第508章 『怒』海爭锋(合章,昨天的补更)
    (叠甲,以下所有巧合类”情节並非想当然,均参考《日德兰:胜败攸关12小时》
    中各舰的遭遇和倖存者回忆)
    麦克林托克上校放下瞭望远镜,转身走回装甲指挥塔。
    按照战前的编制计划,他的纳尔逊勋爵號”根本不该出现在这个位置。
    作为皇家海军最后一型前无畏舰的首舰,纳尔逊勋爵號”从一开始就带著几分承上启下”的意味。
    它的建造过程中,已经用上了大量此前只在试验阶段的新技术,尤其是新型魔导核心。
    这种新型魔导核心的性能,和后续战列巡洋舰、无畏舰、超无畏舰上搭载的版本,其实並没有太大差异。
    或者更准確地说,造价162万镑的纳尔逊勋爵號”的主要任务之一,本来就是充当新型魔导核心的海上测试平台。
    后续主力舰所装备的量產型號,正是在它身上完成了一系列试验后才定型的升级版本。
    所以单从性能指標上看,除了没有统一全舰主炮口径这一点之外,纳尔逊勋爵级”在其他方面已经无限接近於標准无畏舰。
    当然,主装甲带只有水线上这一套305毫米,也一直被海军戏称为皮带装甲”。
    但儘管如此,它的魔导核心在高速巡航”模式下,也能让这艘满载排水量超过一万七千吨的钢铁怪兽在完全平静的海况中跑出25.5节的极限航速。
    25.5节。
    虽然还够不上伊莉莎白女王號”那种超无畏在高速巡航”模式下的28节,但在整个地中海舰队的主力舰中,这个数字排第三。
    仅次於两艘无敌级战列巡洋舰,和旗舰伊莉莎白女王號”。
    理论上,纳尔逊勋爵號”应该和同级舰阿伽门农號”一起,编入快速打击分队,跟著旗舰行动。
    但问题出在奥兰港。
    在此前攻击高卢海军主力的那场战斗中,高卢共和国海军让·巴尔”战列舰在临死前打出的最后一轮拼死齐射,形成了亡语效果”。
    有一发炮弹命中了纳尔逊勋爵號”的水线以下部位。
    虽然损管人员堵住了缺口,保住了战舰,但对整个动力单元造成的损害,必须回到马尔他的港口里才能修復。
    这直接把纳尔逊勋爵號”的最高航速从25.5节打到了20节出头。
    20节,对於快速打击分队来说太慢了。
    罗贝克中將因此做出了一个看似合理的决定:
    把纳尔逊勋爵號”丟到战列舰分队里当领舰,让它带著其他四艘航速更慢的前无畏舰,作为第二梯队接战。
    麦克林托克上校当时没有任何异议,因为从战术逻辑上来讲,自己確实也跟不上快速打击分队行动。
    但罗贝克中將和麦克林托克上校大概都没有料到,这片平静的地中海上会突然冒出这么一团该死的海雾。
    “副舰长。”
    麦克林托克上校走进指挥塔后,第一句话就衝著身旁的副舰长去的。
    “复述一遍目前的態势。”
    副舰长手上捏著一份匆匆写成的备忘,语速很快地回答道:“北方发现大量黑烟,初步判断萨克森辉晶动力战舰,距离12到15海里。”

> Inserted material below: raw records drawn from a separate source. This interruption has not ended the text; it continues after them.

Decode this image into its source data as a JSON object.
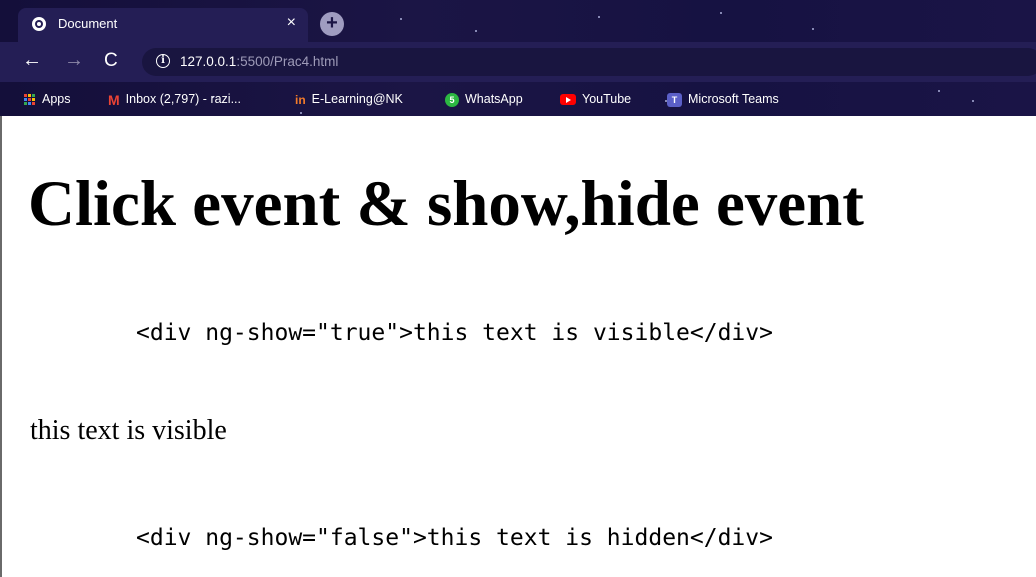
{
  "browser": {
    "tab": {
      "title": "Document",
      "close_glyph": "×"
    },
    "new_tab_glyph": "+",
    "nav": {
      "back_glyph": "←",
      "forward_glyph": "→",
      "reload_glyph": "C"
    },
    "address": {
      "info_glyph": "i",
      "host": "127.0.0.1",
      "rest": ":5500/Prac4.html"
    },
    "bookmarks": [
      {
        "label": "Apps",
        "icon": "apps-grid-icon"
      },
      {
        "label": "Inbox (2,797) - razi...",
        "icon": "gmail-icon",
        "glyph": "M"
      },
      {
        "label": "E-Learning@NK",
        "icon": "elearning-icon",
        "glyph": "in"
      },
      {
        "label": "WhatsApp",
        "icon": "whatsapp-icon",
        "glyph": "5"
      },
      {
        "label": "YouTube",
        "icon": "youtube-icon"
      },
      {
        "label": "Microsoft Teams",
        "icon": "teams-icon",
        "glyph": "T"
      }
    ]
  },
  "page": {
    "heading": "Click event & show,hide event",
    "code_show": "<div ng-show=\"true\">this text is visible</div>",
    "visible_text": "this text is visible",
    "code_hide": "<div ng-show=\"false\">this text is hidden</div>"
  },
  "colors": {
    "chrome_bg": "#1b1545",
    "toolbar_bg": "#241e55",
    "omnibox_bg": "#191540",
    "gmail_red": "#ea4335",
    "whatsapp_green": "#2cb742",
    "youtube_red": "#ff0000",
    "teams_purple": "#5b5fc7"
  }
}
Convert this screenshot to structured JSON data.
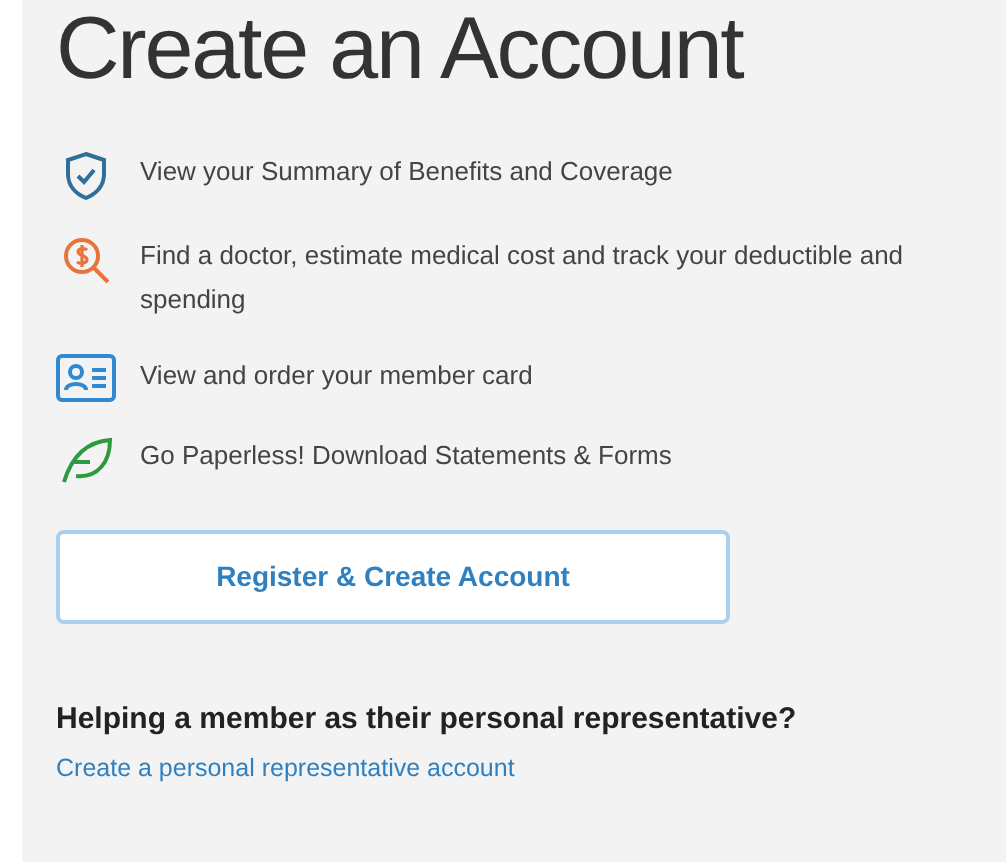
{
  "title": "Create an Account",
  "features": [
    {
      "kind": "shield",
      "text": "View your Summary of Benefits and Coverage"
    },
    {
      "kind": "cost",
      "text": "Find a doctor, estimate medical cost and track your deductible and spending"
    },
    {
      "kind": "card",
      "text": "View and order your member card"
    },
    {
      "kind": "leaf",
      "text": "Go Paperless! Download Statements & Forms"
    }
  ],
  "register_button": "Register & Create Account",
  "representative": {
    "heading": "Helping a member as their personal representative?",
    "link": "Create a personal representative account"
  }
}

    “空中確认两艘.....不,三艘装甲飞艇正在接近。”
    “旗舰方位西南偏南,距离约8海里且仍在扩大..
    ,”
    麦克林托克上校:“联繫上旗舰了没有?”
    “已经完成发报了,目前还在等待旗舰的回覆。”
    麦克林托克上校在装甲指挥塔里走了两步,然后转身看向航海长身边的战斗海图,手指落在了代表己方五艘前无畏舰的標记点上。
    北面是萨克森人的黑烟。
    东南面是罗贝克中將的旗舰和快速打击分队,中间隔著至少8海里,而且这个距离短时间內很难缩小。
    “航海长,按照萨克森辉晶战舰的常態最高巡航速度计算,从发现黑烟到双方进入有效炮击距离,还有多少时间?”
    航海长听罢拿著工具在战斗海图上飞快地划了两下。
    “如果萨克森人保持全速追击,大约五十分钟以上。”
    “五十分钟..
    “”
    麦克林托克上校重复了一遍这个数字,嘴里发出一声低沉的咒骂。
    罗贝克中將需要在五十分钟內做出反应,要么调转舰队回来支援,要么,他不太想考虑“要么”后面是什么,而且他觉得罗贝克中將在今天的指挥很可能不止出这一个岔子....
    麦克林托克上校没有再浪费任何时间。
    “水手长,全舰战斗警报。”
    “aye, aye,sir!“
    警铃在下一秒穿透纳尔逊勋爵號”的每一层甲板和每一条走廊。
    前甲板上,一名壮硕的老资歷水兵正带著十几个水兵清理杂物,以確保在战时不会有任何鬆散的东西变成致命的破片。
    一根没固定住的铁链,一块鬆动的木板,甚至是一个遗落在甲板上的铁桶,在炮弹命中的衝击波下都会变成高速飞行的凶器。
    这个三十多岁的大块头,在皇家海军服役了超过十四年,从十六岁就开始上船服役。
    长久的服役经歷,也让他比甲板上其他那些十八九岁的小崽子们多了一些底气。
    警铃一响,这名壮硕的水手立马將其他人推著向后面跑去,同时大喊道:“听到了没有?战斗警报!全部回战位去!”
    “动作快点!跟训练的时候一样,该去哪去哪!”
    等到年轻水兵们跑开后,壮硕水手带著其他四名老水手,从前甲板开始往后跑,一边跑一边检查甲板上有没有遗漏的杂物。
    负责警戒的帆缆兵也行动了起来,一边鸣著哨子,一边扯著嗓子喊出了那句在训练中重复过上百遍的口令。
    “准备战斗!准备战斗!”
    甲板下方的舰体內部,情况要更加混乱一些。
    狭窄的走道里挤满了正在奔跑的水兵,有人还在扣衣服的扣子,有人裤腿都没塞好就开始往自己的战位冲。
    损管队也在第一时间集中到了舰体中部走廊的各个关键位置。
    这支队伍由全舰体能最好的一批水兵组成,他们的任务是在战舰受损后进行堵漏、灭火和紧急维修。
    在和平时期的训练中,损管队的成员们总是被其他部门称为全舰最閒的人”。
    这当然是一句调侃的玩笑。
    因为当真正的战斗警报响起后,这些站在走廊各处严阵以待的水手们,將是这艘战舰上最后的保障。
    “测距仪!测距仪准备好了没有!”
    主炮炮塔內,炮术军官正在衝著下面喊话。
    “准备就绪!”
    纳尔逊勋爵號”的主炮配置沿袭了前无畏舰的传统,四门305毫米主炮分装在两座双联装炮塔中,分別位於舰首和舰尾。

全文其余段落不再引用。